Other short-term efficacy end points in MM, such as overall response and stringent complete response (sCR), feel more natural, are rooted in the myeloma culture, and are arguably simpler and more broadly available. However, they are based in crude reductions of serum and/or urine biomarkers (paraprotein) and bone marrow plasmacytosis, defined arbitrarily and not validated as predictors of long-term clinical benefit in randomized trials.⁴ Moreover, when reinterpreted in the context of MRD and modern therapy, sCR, once the pinnacle of response, is only a “good thing” because it includes most patients who achieved MRD negativity. Among patients who remain MRD positive, it seems to make little difference if the paraprotein was reduced by 50%, 90%, or 100%.⁵ Conversely, among patients who become MRD negative, the detection of residual paraprotein may not matter.⁶ A few decades ago, when therapies were less effective, MRD was not only unavailable, but it was also unnecessary. Current frontline quadruplet regimens followed by autologous stem cell transplantation (ASCT) result in sCR for near 70% of patients,^7-9 making MRD indispensable.

The recently reported GRIFFIN⁸ and PERSEUS⁷ studies indicate that ≈85% of patients with NDMM treated with quadruplet induction therapy and ASCT are alive and progression free after 4 years. These 2 trials clearly illustrate the dilemma. As long as we rely exclusively on PFS and OS to adjudicate up-front therapies, we will only take steps on a slow 5- to 10-year cycle. The adoption of MRD as an end point for accelerated drug development will fast-forward this process, potentially adding years of disease control and survival to thousands of patients.

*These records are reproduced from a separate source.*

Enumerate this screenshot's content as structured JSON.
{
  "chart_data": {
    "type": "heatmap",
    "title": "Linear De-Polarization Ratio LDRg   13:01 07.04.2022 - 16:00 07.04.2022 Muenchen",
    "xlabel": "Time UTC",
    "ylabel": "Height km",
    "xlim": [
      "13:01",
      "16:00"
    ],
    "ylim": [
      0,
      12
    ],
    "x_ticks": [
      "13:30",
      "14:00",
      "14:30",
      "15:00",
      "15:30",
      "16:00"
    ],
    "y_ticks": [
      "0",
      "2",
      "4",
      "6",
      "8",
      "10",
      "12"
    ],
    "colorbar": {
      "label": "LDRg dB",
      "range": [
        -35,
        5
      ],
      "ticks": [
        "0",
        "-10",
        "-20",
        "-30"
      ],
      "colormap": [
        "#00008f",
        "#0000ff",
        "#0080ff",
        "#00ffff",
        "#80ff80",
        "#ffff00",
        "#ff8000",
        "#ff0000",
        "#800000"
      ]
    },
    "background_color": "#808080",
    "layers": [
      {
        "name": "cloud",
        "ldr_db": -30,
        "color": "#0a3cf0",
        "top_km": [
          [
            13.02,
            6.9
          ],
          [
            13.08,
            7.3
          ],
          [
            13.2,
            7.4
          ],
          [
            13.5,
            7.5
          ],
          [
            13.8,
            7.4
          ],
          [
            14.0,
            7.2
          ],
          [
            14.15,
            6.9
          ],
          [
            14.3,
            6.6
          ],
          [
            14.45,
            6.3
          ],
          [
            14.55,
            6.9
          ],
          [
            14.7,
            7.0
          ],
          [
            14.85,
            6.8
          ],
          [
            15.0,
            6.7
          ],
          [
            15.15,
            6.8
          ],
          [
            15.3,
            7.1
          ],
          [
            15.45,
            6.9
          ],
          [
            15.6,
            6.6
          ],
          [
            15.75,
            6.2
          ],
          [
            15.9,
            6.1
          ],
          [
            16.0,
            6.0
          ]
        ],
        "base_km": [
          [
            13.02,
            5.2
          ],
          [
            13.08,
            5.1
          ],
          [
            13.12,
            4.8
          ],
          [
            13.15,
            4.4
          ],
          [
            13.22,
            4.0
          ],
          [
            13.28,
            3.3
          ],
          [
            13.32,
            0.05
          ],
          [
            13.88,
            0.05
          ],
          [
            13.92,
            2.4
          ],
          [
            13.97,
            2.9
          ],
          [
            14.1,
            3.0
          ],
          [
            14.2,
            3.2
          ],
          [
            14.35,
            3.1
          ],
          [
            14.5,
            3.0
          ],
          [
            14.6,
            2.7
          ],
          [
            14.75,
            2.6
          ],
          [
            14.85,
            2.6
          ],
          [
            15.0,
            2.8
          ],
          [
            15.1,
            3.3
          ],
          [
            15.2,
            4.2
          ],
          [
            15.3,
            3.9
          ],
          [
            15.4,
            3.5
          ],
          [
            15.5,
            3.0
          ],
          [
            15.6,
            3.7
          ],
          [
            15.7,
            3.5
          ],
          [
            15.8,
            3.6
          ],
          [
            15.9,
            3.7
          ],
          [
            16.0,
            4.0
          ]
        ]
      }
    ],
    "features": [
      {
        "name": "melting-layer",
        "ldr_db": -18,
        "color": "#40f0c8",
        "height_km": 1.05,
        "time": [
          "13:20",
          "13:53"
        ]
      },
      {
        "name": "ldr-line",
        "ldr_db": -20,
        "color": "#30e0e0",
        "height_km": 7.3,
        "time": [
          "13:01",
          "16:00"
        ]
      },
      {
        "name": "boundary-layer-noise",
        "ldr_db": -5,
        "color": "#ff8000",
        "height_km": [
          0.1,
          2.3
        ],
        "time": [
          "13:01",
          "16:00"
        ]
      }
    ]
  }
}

MRD and consequently the EVIDENCE study are not without caveats. There is still heterogeneity in MRD assessment methods, the test requires an uncomfortable bone marrow aspiration, and the association with clinically meaningful end points is not perfect. Work is underway to develop blood-based biomarkers that could mirror or even outperform marrow-based MRD. The universal and uniform adoption of MRD assessment in clinical trials and the use of end points that require sustainability in MRD negativity in the context of modern MM regimens will ensure the next chapters in MRD are written.¹⁰ 

The possibility of accelerated approvals based on an MRD end point generated fears of a never-ending escalation of drugs, cost, and toxicity, in the pursuit of the quick rewards of MRD negativity and regulatory approval. The myeloma community now has a powerful tool that we will be sure to use responsibly, by designing patient-centered and resource-conscious trials that prioritize toxicity, patient preference, and cost without compromising efficacy. MRD will help us do that better. With the same confidence we embrace a new drug for providing higher MRD negativity, we should embrace treatment deescalation if it does not compromise this validated and celebrated efficacy end point.

Conflict-of-interest disclosure: L.J.C. received research funding from Bristol Myers Squibb, Janssen, Amgen, Genentech, and Caribou; and honoraria from Janssen, Amgen, Bristol Myers Squibb, Adaptive Biotechnologies, and Pfizer.